The bill specifically targets Lubbock, a municipality with a population of more than 250,000 but less than 300,000 that contains a component of the Texas Tech University System. While Lubbock’s growth and tourism potential are clear, granting it unique financial privileges through state revenue raises concerns of preferential treatment. Other cities facing similar economic challenges may not receive comparable benefits, leading to inequitable distribution of state funds. Additionally, raising the minimum population threshold from 200,000 to 250,000 in the committee substitute version further narrows eligibility, making the bill more exclusive and limiting opportunities for other similarly situated municipalities.
The bill allows Lubbock to pledge revenue from hotel-associated taxes to finance a wide range of infrastructure projects, including acquisition, construction, and improvement of facilities within the PFZ. This could lead to long-term financial commitments that are heavily reliant on sustained economic performance from the hotel sector. Should the anticipated revenue not materialize due to economic downturns or decreased tourism, Lubbock could face budgetary shortfalls, ultimately placing financial burdens on local taxpayers. Legislators committed to protecting taxpayer interests should be cautious about endorsing policies that gamble on speculative revenue projections.
By allowing Lubbock to use public funds to support specific economic projects, the bill challenges the principle of free enterprise. Rather than fostering an open and competitive marketplace, it creates an environment where government intervention shapes which businesses thrive, particularly those within the designated PFZ. This market distortion could disadvantage businesses outside the zone, limiting fair competition and hindering organic economic growth driven by private investment rather than public subsidies.

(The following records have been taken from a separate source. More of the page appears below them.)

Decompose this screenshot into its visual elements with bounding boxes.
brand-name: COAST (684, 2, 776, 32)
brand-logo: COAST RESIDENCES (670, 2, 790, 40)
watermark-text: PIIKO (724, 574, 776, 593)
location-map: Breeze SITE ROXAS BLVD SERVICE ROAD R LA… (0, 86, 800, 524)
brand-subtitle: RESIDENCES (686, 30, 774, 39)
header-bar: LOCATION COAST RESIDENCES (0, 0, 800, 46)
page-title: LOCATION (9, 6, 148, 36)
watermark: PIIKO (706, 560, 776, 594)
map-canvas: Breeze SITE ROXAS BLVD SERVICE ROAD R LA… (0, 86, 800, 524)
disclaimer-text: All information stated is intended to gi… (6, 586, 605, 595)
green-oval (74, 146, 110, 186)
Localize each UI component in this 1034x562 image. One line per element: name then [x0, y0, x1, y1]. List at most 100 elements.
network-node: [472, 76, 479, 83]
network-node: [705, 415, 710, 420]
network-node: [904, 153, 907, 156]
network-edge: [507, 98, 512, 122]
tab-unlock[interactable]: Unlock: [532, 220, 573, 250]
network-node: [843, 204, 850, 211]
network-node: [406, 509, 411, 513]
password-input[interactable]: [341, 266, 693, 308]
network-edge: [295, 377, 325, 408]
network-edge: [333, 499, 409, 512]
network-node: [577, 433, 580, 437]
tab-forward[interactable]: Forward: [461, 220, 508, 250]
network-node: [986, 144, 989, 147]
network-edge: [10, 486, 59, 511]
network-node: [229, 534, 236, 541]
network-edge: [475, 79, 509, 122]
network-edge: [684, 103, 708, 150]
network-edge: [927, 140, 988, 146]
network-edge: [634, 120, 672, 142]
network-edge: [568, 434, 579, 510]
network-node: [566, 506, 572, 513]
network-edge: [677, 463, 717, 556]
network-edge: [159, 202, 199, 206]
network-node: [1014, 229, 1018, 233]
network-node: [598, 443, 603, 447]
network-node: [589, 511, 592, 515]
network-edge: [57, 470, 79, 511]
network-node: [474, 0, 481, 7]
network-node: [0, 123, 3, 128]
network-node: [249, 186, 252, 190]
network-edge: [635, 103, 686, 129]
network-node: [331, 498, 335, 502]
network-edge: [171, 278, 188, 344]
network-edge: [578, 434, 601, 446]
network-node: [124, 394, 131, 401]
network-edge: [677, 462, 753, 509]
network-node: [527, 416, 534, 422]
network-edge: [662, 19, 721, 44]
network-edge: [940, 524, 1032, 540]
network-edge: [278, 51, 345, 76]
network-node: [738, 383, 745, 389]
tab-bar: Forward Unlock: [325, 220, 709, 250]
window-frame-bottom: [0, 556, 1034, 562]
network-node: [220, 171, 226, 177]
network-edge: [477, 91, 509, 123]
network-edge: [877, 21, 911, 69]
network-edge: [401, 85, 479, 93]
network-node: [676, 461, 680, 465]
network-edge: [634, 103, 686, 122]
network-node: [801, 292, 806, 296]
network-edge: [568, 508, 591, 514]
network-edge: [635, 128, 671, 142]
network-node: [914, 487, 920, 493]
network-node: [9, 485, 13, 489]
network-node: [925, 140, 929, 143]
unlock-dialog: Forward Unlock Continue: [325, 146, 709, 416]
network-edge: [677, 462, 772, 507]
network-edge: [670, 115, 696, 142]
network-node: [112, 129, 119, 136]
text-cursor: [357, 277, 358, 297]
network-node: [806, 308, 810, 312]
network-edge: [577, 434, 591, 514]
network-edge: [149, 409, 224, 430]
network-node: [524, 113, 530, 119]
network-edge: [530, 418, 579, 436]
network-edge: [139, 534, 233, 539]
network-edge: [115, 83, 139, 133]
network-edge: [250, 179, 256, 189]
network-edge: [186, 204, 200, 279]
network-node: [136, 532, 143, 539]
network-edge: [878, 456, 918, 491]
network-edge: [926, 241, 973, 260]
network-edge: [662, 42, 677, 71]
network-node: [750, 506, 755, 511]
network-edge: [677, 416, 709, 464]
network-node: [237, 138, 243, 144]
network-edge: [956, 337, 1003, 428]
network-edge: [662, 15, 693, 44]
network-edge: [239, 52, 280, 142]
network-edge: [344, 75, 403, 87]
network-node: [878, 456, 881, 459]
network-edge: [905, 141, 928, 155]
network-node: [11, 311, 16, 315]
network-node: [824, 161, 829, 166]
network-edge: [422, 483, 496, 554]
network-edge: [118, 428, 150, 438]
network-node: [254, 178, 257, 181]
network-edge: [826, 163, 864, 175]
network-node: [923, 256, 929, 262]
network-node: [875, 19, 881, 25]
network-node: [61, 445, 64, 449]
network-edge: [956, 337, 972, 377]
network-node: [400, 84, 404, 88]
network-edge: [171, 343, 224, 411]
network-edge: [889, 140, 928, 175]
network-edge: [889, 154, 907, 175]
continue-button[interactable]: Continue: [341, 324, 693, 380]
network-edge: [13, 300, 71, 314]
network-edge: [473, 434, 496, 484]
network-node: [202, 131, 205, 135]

Supporting HB 2313 would compromise fiscal responsibility by reallocating taxpayer funds away from broader public use and concentrating them in a local development project. It would also set a precedent for other municipalities to seek similar financial privileges, further straining state resources. While economic development is important, it should not come at the cost of taxpayer protection, equitable policy, and fair market practices. Therefore, a No vote on HB 2313 is warranted to uphold the principles of responsible governance, limited government, and free enterprise. Texas Policy Research recommends that lawmakers vote NO on HB 2313.